Today, prior authorisation requirements result in a lot of administrative bureaucracy, but GenHealth’s pioneering pre-authorisation medical policy database can allow anyone to better understand their healthcare requirements and the team has already started to unlock databases in a compliant way.
The GenHealth team are using the funds to build their LLM on a mass of medical longitudinal data for a population of patients. Their model would then allow the team to predict future diagnoses based on medical history, age, gender and various additional demographic data.
Source: Company Website
Unlike others, GenHealth.ai are not training their models on doctors notes or medical research (only the tip of the iceberg). Instead, they are training their models on healthcare specific terminology, allowing their model to take in patient history and predict future events.

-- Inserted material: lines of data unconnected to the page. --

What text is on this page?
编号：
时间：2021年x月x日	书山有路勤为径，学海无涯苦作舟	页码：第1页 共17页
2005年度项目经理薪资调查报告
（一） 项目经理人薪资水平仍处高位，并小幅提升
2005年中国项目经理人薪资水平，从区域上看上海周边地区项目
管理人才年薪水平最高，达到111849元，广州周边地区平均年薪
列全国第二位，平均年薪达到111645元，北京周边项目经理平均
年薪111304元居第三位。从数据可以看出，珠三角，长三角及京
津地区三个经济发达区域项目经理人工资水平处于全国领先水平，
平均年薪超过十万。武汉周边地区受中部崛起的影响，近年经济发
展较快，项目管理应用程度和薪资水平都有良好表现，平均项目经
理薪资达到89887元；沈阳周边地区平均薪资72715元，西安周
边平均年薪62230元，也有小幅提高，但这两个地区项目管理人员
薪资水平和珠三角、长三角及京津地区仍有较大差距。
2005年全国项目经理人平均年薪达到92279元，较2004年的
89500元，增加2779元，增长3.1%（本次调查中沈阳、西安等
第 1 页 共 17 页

The various implications on the healthcare industry are incredibly exciting. Will these models highlight correlations between previously unlinked diseases and conditions? Or increase awareness of previously unknown harmful activities? Or just allow better risk assessments from medics, who leverage the models for risk calculations?
Content Corner:
The Irish-Australian Migration: More than 21,000 Irish citizens were granted Australian working holiday visas in the 12 months up to July last year — the highest recorded figure in at least 16 years here.
Eire Accelerationism: This month, a techno-optimist movement was launched in Ireland on David McWilliam’s podcast as Will O’Brien spoke to it’s ideology and plans for sculpting the future of Irish prosperity. Worth a read here and listen here.
The Economic Implications of Immigration: Economist, Cormac Lucey, wrote an interesting piece highlighting how the benefits of immigration won’t close the holes in our pension system, and the key considerations for the Irish government.
Acceleration of Addictiveness: Matt Mullinweg, founder of Wordpress & Automatic, points to this Paul Graham essay as his favourite. Graham highlights that technological progress makes more things do more of what we want, which in turn, also drives addictiveness - what does this mean for society?
Bill Gurley on Regulatory Capture in AI: If you want to listen to the techno-optimist viewpoint on why regulation is bad for new technologies that drive progress, like artificial intelligence, this talk by Bill Gurley is worth a watch.
OpenAI Commits to Dublin for European HQ: Following in the footsteps of those that have gone before them, OpenAI has committed more investment in Dublin, with Altman stating that Ireland “blends a talented workforce with support for innovation and responsible business growth”.
Elon Musk’s Neuralink Implants Brain Chip in First Human: Yes, you read that right. The first human patient has received an implant from brain-chip startup Neuralink. The company has stated its initial goal is to enable people to control a computer cursor or keyboard using their thoughts alone.
Thought Provoking Graphics:
MANG using their cloud credits to invest in early-stage companies. A changing dynamic Bill Gurley has highlighted.
Population shifts between Ireland and the UK between 1821-2019 highlights an incredible difference between us and our neighbours.
Apple VisionPro revenue compared to other tech companies, a reminder of just how powerful a company Apple is
People rarely understand the true scale of Africa, it is only when you see it in relation to key countries that we can truly grasp the scale.